II. 3 REAKASI NON IMUNOLOGI
A. Reaksi transfusi “Pseudohemolytic”. Termasuk disini ialah lisis terhadap sel
darah merah tanpa reaksi antigen-antibodi. Hemolisis ini dapat terjadi akibat
obat, macam-macam keadaan penyakit, trauma mekanik, penggunaan cairan
dextrosa hipotonis, panas yang berlebihan dan kontaminasi bakteri.
B. Reaksi yang disebabkan oleh volume yang berlebihan.

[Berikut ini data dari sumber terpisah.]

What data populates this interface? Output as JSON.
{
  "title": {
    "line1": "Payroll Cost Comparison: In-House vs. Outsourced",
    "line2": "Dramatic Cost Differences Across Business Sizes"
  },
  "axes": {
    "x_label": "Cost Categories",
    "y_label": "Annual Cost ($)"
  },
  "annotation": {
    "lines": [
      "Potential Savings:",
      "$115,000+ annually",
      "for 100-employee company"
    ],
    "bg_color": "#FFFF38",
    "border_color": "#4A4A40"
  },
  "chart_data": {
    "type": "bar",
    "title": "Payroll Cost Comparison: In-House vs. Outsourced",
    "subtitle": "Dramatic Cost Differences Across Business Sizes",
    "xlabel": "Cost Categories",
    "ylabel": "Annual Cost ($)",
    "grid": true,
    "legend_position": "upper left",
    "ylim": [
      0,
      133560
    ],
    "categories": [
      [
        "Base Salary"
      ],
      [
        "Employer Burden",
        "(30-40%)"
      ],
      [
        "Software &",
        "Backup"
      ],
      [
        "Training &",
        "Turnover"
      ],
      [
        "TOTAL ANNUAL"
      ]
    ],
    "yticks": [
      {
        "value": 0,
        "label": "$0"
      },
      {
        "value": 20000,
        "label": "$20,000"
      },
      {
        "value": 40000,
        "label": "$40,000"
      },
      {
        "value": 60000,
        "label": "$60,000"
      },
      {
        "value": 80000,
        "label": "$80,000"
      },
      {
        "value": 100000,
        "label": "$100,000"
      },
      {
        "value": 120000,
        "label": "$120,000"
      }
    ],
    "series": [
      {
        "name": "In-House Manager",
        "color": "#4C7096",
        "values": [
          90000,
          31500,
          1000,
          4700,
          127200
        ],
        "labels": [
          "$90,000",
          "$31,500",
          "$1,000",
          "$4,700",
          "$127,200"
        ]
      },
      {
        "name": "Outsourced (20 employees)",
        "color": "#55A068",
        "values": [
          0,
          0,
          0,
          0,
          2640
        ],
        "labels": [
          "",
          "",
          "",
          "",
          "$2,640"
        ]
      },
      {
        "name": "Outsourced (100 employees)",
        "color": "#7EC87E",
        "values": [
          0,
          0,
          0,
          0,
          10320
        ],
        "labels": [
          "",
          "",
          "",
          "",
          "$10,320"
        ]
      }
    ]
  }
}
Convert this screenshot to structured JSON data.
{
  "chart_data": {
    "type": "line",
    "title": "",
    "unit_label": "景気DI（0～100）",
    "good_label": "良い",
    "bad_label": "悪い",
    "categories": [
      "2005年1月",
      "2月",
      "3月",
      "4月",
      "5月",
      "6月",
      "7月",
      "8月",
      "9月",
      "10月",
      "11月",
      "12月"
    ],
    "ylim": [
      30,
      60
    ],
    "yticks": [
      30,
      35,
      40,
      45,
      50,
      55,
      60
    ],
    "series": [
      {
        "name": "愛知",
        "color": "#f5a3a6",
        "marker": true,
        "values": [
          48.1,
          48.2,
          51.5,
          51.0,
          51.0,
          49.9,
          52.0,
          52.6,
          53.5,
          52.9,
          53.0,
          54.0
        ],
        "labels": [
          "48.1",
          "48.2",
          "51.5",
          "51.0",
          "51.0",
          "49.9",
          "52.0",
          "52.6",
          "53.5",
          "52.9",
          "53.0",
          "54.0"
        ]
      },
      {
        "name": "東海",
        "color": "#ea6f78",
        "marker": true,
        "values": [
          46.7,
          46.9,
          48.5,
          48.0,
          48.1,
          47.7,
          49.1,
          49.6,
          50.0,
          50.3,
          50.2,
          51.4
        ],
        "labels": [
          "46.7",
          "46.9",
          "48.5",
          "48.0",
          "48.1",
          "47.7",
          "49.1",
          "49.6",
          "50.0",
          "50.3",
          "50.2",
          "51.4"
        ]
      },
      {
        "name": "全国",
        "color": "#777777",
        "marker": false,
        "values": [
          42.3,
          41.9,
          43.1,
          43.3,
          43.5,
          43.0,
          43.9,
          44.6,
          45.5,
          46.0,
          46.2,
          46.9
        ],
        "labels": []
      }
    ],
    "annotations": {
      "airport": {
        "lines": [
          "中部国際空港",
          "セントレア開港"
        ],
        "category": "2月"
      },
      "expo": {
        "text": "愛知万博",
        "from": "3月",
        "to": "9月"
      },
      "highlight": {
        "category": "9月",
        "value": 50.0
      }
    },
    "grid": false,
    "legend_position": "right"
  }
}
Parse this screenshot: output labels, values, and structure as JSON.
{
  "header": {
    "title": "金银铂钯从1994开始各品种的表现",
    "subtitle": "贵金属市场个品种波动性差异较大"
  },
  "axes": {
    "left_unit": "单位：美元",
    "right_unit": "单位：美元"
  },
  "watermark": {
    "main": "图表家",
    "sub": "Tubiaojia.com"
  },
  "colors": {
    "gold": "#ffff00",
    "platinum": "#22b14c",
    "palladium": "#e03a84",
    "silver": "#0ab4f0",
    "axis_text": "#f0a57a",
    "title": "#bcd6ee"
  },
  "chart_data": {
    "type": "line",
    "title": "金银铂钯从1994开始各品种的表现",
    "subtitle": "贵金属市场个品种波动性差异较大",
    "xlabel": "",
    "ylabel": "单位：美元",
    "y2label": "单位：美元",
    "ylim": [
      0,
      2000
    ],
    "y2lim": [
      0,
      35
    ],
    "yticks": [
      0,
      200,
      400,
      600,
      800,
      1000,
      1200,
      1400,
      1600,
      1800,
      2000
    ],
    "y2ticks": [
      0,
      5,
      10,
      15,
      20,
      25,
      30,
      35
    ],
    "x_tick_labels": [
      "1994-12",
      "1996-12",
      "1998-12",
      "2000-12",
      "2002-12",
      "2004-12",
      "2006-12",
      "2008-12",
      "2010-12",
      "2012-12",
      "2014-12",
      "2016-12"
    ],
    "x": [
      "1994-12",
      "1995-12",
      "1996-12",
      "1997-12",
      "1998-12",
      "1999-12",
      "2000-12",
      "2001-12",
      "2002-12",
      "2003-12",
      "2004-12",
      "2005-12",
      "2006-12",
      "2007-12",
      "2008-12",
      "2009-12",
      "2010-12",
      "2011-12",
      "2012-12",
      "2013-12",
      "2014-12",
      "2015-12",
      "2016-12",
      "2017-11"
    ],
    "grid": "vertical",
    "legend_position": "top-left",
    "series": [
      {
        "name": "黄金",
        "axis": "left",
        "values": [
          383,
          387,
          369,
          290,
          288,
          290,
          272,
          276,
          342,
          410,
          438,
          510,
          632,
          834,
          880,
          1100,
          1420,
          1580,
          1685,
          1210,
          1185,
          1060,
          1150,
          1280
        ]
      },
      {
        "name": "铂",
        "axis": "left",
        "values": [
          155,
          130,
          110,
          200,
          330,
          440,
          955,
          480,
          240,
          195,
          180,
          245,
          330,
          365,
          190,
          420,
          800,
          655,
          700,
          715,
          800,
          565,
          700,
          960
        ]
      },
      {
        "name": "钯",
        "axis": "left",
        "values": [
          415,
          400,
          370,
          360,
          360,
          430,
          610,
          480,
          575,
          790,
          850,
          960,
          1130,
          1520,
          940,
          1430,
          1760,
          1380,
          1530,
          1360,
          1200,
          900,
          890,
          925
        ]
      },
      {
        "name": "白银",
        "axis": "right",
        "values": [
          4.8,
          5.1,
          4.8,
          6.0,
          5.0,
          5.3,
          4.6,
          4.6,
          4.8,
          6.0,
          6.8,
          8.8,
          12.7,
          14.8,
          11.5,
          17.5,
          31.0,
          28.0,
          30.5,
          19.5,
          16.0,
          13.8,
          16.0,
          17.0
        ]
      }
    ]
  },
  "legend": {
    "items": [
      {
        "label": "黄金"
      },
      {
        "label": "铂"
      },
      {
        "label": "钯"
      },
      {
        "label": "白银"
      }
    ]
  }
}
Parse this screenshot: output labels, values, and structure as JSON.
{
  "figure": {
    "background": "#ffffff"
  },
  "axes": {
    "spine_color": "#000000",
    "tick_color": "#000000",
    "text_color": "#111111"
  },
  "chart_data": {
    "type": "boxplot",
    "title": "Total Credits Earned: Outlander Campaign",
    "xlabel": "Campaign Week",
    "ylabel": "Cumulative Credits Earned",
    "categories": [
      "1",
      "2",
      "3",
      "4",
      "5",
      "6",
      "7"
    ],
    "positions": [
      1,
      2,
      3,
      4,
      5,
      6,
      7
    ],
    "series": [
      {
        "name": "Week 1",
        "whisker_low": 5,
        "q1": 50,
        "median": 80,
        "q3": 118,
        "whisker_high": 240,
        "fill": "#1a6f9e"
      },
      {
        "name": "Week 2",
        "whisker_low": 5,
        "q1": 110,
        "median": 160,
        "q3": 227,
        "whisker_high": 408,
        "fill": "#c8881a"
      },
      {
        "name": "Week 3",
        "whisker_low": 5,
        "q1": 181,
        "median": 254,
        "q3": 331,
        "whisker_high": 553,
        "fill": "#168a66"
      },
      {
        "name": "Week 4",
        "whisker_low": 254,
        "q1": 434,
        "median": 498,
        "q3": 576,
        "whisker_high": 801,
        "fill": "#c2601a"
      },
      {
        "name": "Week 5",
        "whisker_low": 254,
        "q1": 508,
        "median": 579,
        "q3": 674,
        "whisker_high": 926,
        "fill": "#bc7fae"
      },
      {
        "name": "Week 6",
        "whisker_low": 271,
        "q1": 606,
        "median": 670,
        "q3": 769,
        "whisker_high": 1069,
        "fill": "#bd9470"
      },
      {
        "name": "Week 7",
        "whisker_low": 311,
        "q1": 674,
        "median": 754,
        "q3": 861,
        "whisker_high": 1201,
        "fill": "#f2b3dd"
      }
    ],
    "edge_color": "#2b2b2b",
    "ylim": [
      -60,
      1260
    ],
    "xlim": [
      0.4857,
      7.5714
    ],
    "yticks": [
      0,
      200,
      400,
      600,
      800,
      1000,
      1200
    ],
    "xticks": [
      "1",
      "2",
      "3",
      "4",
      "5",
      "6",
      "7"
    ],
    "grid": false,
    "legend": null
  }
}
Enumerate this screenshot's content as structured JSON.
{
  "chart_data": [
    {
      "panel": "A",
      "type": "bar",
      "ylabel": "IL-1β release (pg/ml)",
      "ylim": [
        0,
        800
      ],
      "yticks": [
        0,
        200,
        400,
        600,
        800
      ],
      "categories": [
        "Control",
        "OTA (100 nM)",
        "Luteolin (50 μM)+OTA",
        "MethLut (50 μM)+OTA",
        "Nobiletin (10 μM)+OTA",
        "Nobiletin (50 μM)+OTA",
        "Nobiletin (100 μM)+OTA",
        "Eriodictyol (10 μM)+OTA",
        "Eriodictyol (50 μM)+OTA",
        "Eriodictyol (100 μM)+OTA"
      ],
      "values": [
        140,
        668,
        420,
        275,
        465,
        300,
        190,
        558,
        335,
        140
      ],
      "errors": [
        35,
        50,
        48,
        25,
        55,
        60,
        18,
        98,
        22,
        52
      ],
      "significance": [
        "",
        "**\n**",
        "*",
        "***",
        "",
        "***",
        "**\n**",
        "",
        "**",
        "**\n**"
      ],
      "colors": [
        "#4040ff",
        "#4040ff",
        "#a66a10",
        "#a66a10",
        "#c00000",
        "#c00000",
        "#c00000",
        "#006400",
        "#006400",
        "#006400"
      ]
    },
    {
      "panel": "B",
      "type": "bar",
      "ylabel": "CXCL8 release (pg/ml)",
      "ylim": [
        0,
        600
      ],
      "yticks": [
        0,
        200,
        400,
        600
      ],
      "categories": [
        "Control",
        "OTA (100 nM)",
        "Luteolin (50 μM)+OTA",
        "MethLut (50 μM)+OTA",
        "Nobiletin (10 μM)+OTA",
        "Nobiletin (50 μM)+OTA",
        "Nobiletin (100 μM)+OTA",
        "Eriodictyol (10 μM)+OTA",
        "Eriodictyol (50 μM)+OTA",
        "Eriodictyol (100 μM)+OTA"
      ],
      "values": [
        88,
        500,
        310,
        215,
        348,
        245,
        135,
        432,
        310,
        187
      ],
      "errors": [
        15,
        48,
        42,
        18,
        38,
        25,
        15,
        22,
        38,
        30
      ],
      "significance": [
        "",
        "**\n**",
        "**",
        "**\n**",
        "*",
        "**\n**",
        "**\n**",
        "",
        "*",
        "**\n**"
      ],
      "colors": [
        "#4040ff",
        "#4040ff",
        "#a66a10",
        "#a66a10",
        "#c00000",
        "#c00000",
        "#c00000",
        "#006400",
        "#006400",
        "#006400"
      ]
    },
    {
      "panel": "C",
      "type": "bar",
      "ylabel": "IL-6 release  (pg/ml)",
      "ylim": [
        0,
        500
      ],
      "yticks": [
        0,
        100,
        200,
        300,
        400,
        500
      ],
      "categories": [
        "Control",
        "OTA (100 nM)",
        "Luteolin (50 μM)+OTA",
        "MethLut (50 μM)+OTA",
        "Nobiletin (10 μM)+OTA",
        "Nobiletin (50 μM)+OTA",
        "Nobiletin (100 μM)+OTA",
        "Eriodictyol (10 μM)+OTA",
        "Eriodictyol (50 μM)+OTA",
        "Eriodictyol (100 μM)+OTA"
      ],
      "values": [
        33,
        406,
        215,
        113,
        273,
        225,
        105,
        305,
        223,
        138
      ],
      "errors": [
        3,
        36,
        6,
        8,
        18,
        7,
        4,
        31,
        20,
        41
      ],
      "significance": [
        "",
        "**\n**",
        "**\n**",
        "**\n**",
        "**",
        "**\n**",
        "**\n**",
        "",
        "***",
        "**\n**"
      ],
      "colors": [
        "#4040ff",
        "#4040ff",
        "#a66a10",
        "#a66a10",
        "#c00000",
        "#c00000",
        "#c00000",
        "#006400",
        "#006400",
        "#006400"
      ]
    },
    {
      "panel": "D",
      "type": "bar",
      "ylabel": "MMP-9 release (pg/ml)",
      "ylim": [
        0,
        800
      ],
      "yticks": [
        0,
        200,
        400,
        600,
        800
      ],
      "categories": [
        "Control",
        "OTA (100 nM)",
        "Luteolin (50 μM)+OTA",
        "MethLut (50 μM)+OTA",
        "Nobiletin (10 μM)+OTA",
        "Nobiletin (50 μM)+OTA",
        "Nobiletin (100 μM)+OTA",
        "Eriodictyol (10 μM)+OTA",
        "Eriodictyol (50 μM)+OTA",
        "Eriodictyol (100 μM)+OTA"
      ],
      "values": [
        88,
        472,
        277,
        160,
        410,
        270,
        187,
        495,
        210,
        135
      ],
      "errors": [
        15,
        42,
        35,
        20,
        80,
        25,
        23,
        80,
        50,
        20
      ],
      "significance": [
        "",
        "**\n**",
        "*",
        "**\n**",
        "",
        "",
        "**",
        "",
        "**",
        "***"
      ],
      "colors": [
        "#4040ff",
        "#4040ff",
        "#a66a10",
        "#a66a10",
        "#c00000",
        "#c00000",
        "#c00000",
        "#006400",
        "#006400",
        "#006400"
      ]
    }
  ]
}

C. Reaksi karena darah transfusi terkontaminasi
D.Virus hepatitis. Risiko terkena hepatitis sesudah transfusi merupakan keadaan
klinik yang penting. Tes untuk HBV (Hepatitis B Virus), penyaringan untuk
Non-A dan Non-B juga bisa mengurangi risiko terkena transmisi penyakit
tersebut (5,8,9).
E. Lain-lain penyakit yang terlibat pada terapi transfusi misalnya malaria,
sifilis, virus CMG dan virus Epstein-Barr parasit serta bakteri.
F. AIDS.
BAB III
PENUTUP
III.1 KESIMPULAN
Ada dua kelompok reaksi hemolitik akibat transfusi yaitu reaksi hemolitik yang
disebabkan oleh proses imun dan nonimun. Reaksi hemolitik yang disebabkan proses
imun terdiri dari AHTR dan DHTR, sedangkan reaksi hemolitik lain yang bukan
merupakan reaksi transfusi dikenal sebagai reaksi pseudo-hemolitik. Pemberian trans-
fusi pada anemia hemolitik masih menjadi perdebatan di kalangan ahli. Pada AHTR
transfusi harus dihentikan segera, sedangkan pada DHTR transfusi dapat dihentikan
atau diganti dengan jenis pengganti darah yang lain. Pada reaksi pseudohemolitik,
tata laksana dilakukan berdasarkan penyebab. Reaksi pseudo-hemolitik ini harus
dibedakan dengan reaksi hemolitik akibat transfusi. Pada saat terjadi reaksi transfusi,
juga harus dipikirkan apakah gejala dan tanda klinis yang timbul berhubungan dengan
proses hemolitik atau nonhemolitik
DAFTAR PUSTAKA
WHO. The clinical use of blood: handbook. Geneva, 2002. Didapat dari URL:
http://www.who.int/bloodsafety/clinical_use/en/Handbook_EN.pdf
HTA. Transfusi Komponen Darah: Indikasi dan Skrining. Jakarta, 2003.